孙铭悦 雷珂 任琳琳 王佳 巩芮宁 田字彬

1青岛大学附属医院消化内科，青岛 266042；2青岛大学附属医院肿瘤免疫及细胞治疗中心，青岛 266042

【提要】 采用RT-PCR法检测RNA结合蛋白核不均一核糖核蛋白(HNRNP)AB的两个剪接体HNRNPAB1和HNRNPAB2在15株恶性肿瘤细胞系、1株正常胰腺导管上皮细胞系、4株胰腺癌细胞系及17例胰腺肿瘤组织中的表达。结果显示胰腺癌细胞系以HNRNPAB2表达为主，而肝癌、结肠癌、胃癌、宫颈癌、视网膜恶性肿瘤、乳腺癌细胞系等肿瘤细胞系以HNRNPAB1表达为主。正常胰腺导管上皮细胞的HNRNPAB1与HNRNPAB2表达量显著低于胰腺癌细胞系。HNRNPAB1与HNRNPAB2的表达量比值与胰腺癌恶性程度呈正相关。

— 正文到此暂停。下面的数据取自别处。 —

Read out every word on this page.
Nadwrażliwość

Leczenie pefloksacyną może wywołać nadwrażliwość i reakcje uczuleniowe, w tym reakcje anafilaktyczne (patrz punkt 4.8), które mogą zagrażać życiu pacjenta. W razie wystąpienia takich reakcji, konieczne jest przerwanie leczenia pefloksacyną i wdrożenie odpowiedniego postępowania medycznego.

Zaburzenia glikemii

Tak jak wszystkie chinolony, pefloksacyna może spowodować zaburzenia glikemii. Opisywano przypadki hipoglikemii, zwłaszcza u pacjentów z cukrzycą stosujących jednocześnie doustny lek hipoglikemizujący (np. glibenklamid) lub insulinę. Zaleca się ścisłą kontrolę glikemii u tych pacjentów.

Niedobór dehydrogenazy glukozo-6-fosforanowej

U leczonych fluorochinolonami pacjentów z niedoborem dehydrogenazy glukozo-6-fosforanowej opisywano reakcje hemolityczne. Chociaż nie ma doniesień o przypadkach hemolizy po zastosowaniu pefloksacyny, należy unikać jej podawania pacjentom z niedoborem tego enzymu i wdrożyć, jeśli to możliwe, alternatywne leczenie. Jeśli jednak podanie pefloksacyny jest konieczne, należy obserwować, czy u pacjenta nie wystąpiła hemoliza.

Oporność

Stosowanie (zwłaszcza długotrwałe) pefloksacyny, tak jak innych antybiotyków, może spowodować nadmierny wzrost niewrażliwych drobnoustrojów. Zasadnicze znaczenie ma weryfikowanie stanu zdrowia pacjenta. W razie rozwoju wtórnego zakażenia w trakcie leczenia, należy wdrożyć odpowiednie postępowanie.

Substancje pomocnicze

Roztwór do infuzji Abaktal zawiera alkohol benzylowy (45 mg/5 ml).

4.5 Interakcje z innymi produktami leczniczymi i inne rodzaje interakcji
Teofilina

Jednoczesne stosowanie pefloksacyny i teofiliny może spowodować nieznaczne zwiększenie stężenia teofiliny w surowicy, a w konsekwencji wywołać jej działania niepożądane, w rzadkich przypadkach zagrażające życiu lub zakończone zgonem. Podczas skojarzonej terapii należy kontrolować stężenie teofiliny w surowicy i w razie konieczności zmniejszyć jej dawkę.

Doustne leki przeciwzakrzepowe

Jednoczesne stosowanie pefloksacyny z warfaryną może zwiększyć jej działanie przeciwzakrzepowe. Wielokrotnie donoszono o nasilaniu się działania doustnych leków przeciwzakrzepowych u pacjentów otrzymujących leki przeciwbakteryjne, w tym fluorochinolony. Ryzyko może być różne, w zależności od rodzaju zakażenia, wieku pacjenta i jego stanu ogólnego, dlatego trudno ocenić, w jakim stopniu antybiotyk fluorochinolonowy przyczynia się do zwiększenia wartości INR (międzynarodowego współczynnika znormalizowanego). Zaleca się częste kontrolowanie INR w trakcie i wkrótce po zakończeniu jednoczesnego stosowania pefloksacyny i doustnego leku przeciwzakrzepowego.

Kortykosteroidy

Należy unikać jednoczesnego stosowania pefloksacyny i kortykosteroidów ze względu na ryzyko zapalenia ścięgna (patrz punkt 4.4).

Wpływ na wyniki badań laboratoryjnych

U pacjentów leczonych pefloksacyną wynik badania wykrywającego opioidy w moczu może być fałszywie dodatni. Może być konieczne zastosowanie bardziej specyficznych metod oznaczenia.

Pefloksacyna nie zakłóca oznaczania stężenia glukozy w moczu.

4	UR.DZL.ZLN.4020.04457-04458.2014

剪接是将内含子从前体mRNA中移除，外显子连接形成成熟mRNA的过程。可变剪切(alternative splicing，AS)又称选择性剪切，在前体mRNA到成熟RNA的过程中，不同的剪切方式使得同一个基因可以产生多个不同的成熟mRNA，最终产生不同的蛋白质。近年来研究[1-2]发现，AS事件在肺癌、膀胱癌和乳腺癌等癌症中广泛存在,且在急性髓系白血病、慢性淋巴细胞白血病和黑色素瘤中高度复发。剪接因子通常以浓度依赖的方式引起选择性剪接的变化，并通过影响多种细胞过程的全基因组剪接改变促进致癌转化。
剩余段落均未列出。